5 Responses to “Pest Control”

  1. Ruth H Says:

    “The magic of sin is that you hurt a person when you sin against him, and you hurt him again when your sin drives him to sin against you or against himself or others. Somebody has to break the chain. That’s an apt metaphor in more ways than one.”

    Another truth of that is you are also hurting yourself when you sin against someone and when you are sinning against someone you are sinning against God as well.

    You have really been doing some deep thinking and as I read your writing it causes me to think deeper as well.

  2. Cond0010 Says:

    “The magic of sin is that you hurt a person when you sin against him, and you hurt him again when your sin drives him to sin against you or against himself or others. Somebody has to break the chain. ”
    .
    Sounds like you’ve got more insight in regards to dealing with evil vs turning the other cheek.
    .
    Nice Poast. I enjoyed it very much.

  3. Ritchie Says:

    The push to socialism has ZZN to do with donations to the poor. It is all about power, and whatever excuse of the day will serve will be trotted out. In truth the goal is to make poor as many as possible, so that government control and handouts can be put forward as the only solution. Sound familiar?? It’s already working in some demographics. Socialists lie. It’s the only way to get anyone to accept the first steps on the way to an East German lifestyle. The healthcare destruction plan contains a provision to fine the top 10% of resource users every year. Top 10%. Every year. What would be left after 10 years? This is literally a degenerative system.
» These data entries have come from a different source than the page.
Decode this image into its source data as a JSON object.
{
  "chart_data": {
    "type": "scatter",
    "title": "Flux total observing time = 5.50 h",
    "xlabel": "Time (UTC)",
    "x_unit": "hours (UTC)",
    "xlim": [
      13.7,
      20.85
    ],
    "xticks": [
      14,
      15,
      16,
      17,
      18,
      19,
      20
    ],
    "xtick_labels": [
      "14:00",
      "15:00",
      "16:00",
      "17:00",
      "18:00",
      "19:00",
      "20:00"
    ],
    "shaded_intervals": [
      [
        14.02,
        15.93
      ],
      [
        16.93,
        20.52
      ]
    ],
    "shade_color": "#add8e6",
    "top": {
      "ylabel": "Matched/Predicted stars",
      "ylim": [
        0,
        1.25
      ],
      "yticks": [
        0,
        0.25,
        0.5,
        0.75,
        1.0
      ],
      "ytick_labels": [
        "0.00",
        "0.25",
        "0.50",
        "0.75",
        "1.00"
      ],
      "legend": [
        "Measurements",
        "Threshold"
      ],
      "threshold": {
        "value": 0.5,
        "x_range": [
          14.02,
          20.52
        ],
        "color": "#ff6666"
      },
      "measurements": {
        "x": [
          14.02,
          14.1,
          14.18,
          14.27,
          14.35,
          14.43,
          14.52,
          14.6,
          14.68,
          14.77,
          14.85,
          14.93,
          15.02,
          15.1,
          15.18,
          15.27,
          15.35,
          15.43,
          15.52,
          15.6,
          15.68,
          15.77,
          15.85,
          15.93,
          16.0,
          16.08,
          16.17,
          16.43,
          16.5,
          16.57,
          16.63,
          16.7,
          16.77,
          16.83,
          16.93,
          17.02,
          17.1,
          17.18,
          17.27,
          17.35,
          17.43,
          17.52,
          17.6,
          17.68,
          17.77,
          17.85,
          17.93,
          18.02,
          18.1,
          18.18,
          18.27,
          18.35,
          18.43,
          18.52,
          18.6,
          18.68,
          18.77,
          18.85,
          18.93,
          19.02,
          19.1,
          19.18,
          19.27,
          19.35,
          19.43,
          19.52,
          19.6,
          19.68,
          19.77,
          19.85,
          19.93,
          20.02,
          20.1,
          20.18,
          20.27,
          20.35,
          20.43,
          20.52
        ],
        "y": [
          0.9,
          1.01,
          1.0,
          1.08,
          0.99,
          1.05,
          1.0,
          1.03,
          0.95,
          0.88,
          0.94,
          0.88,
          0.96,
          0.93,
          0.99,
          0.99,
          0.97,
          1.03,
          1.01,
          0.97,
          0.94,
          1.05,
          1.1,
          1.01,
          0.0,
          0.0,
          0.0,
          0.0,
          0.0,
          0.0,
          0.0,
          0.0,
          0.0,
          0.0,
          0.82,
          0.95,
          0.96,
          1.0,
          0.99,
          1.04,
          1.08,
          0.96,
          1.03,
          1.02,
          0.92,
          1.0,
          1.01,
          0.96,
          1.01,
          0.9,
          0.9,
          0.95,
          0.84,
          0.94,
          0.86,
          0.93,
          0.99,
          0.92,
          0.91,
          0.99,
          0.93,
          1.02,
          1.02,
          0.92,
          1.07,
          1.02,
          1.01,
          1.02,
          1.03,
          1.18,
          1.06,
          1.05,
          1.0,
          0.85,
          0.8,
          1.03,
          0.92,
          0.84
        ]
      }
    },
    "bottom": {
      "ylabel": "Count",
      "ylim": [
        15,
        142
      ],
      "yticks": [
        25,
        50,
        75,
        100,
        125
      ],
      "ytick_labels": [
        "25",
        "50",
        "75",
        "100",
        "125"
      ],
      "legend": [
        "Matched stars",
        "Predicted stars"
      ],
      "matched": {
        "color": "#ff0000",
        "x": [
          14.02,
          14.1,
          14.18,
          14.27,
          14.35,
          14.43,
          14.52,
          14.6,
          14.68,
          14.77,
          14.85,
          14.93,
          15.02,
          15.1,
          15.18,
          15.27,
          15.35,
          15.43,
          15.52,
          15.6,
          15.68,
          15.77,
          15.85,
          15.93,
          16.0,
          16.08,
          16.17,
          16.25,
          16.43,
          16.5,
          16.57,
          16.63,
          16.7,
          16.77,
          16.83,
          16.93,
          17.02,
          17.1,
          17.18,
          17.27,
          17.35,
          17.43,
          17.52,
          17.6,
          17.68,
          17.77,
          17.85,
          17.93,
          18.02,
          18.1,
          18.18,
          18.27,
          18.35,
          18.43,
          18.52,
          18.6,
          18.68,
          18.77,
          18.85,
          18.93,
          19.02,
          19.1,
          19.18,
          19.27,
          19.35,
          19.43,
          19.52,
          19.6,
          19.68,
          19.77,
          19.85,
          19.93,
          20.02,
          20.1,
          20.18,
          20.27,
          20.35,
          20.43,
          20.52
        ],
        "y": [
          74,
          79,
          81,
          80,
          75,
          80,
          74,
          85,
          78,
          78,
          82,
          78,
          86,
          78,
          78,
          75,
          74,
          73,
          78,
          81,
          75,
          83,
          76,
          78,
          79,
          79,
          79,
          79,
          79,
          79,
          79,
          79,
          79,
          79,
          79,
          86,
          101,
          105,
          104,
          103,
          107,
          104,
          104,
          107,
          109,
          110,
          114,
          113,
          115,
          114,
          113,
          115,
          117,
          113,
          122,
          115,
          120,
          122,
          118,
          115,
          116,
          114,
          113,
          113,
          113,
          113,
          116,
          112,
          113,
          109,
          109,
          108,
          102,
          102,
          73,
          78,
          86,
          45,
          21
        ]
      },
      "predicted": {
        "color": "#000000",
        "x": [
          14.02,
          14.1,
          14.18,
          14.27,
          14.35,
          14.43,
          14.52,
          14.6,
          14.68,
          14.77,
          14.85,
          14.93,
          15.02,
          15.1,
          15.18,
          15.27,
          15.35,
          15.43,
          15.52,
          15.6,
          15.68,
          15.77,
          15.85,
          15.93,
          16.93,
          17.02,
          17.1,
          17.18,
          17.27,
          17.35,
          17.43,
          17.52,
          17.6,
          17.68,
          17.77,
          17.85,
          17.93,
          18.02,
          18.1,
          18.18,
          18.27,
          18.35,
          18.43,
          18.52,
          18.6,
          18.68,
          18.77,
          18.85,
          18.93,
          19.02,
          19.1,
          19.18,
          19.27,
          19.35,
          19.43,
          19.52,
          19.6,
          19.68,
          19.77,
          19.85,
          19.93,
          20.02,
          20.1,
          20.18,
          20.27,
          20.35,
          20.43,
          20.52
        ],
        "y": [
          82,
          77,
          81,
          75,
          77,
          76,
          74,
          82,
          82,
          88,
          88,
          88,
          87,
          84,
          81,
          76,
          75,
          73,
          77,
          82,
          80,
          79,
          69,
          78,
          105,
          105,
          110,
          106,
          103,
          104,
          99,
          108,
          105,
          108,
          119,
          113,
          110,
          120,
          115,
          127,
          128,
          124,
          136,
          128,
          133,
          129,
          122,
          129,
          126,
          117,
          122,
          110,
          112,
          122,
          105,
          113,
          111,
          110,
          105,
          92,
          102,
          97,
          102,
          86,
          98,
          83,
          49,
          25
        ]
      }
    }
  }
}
Liberalism, as neo-liberalism, is in fact a mental illness and we are being governed by the mentally ill.

  4. Steve H. Says:

    Socialism is an idolatrous effort to bring about a Messianic age without God. When we fail each other, as we have in restricting our donations to church-administered charities, it creates an opening for the enemy to create a “solution,” like nationalized health care.

  5. pbird Says:

    Our current and probably future taxes make it nearly impossible for most of us to help anyone financially also. Its rotten both ways. We have supported our divorced daughter and her two kids for nearly ten years now, but we couldn’t have done it if we didn’t have a top storey to put them in. There certainly isn’t any spare cash.